Quizás todavía no seamos conscientes de lo extendida que esta nueva práctica está entre los más jóvenes y de las consecuencias a medio-largo plazo, aunque, por desgracia, ya empiezan a verse casos de adolescentes afectados por el vapeo. El otro día leía un artículo en el que un chaval –tenía cara de niño aún– lamentaba que no se le hubiese informado debidamente de los riesgos que suponía vapear, una costumbre que en muy poco tiempo le había dejado secuelas de por vida.
Basta indagar un poco e informarse a través de artículos médicos y científicos para descubrir los llamados pulmones de palomita de maíz, una nueva enfermedad que recibe el nombre de Evali, casos de afecciones al habla o al sistema cerebral, más allá de un reguero de complicaciones para la salud en todo lo relacionado con el aparato respiratorio. Bajo una apariencia simpática e inofensiva, el vapeo actúa como una inyección de químicos y elementos nocivos que atacan –según los expertos– a mucha más velocidad de lo que tradicionalmente lo ha venido haciendo el tabaco convencional, el principal causante del cáncer de pulmón que a tantos seres queridos se ha llevado antes de tiempo.

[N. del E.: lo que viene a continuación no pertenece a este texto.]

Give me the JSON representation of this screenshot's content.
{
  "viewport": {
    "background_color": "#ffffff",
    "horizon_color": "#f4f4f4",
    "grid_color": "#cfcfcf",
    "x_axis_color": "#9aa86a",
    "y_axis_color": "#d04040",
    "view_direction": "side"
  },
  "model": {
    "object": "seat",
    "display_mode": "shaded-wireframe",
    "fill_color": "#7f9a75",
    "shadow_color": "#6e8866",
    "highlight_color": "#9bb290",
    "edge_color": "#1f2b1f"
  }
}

Tras años, décadas, de duras campañas de concienciación contra los efectos del tabaco, daba la sensación de que la sociedad iba ganándole algo de terreno a este vicio. El sacarlo de los centros de trabajos y locales de ocio ayudó mucho a los no fumadores y también a los propios fumadores. Esas imágenes crudas y mensajes rotundos en las cajetillas se constituyeron en un recordatorio duro pero necesario.
Ahora ha irrumpido el vapeo. Vas por la calle y ves a alguien normal que lo saca del bolsillo, da la calada y lo guarda. Un gesto rápido, que casi pasa desapercibido entre el gentío, que empezamos a naturalizar.
Las autoridades sanitarias tienen muy claro que el vapeo representa un nuevo peligro de primer orden, un desafío que necesita ser tomado en serio por todos los estamentos encargados de vigilar nuestro bienestar común. Es muy probable que ya vayamos tarde en esta batalla.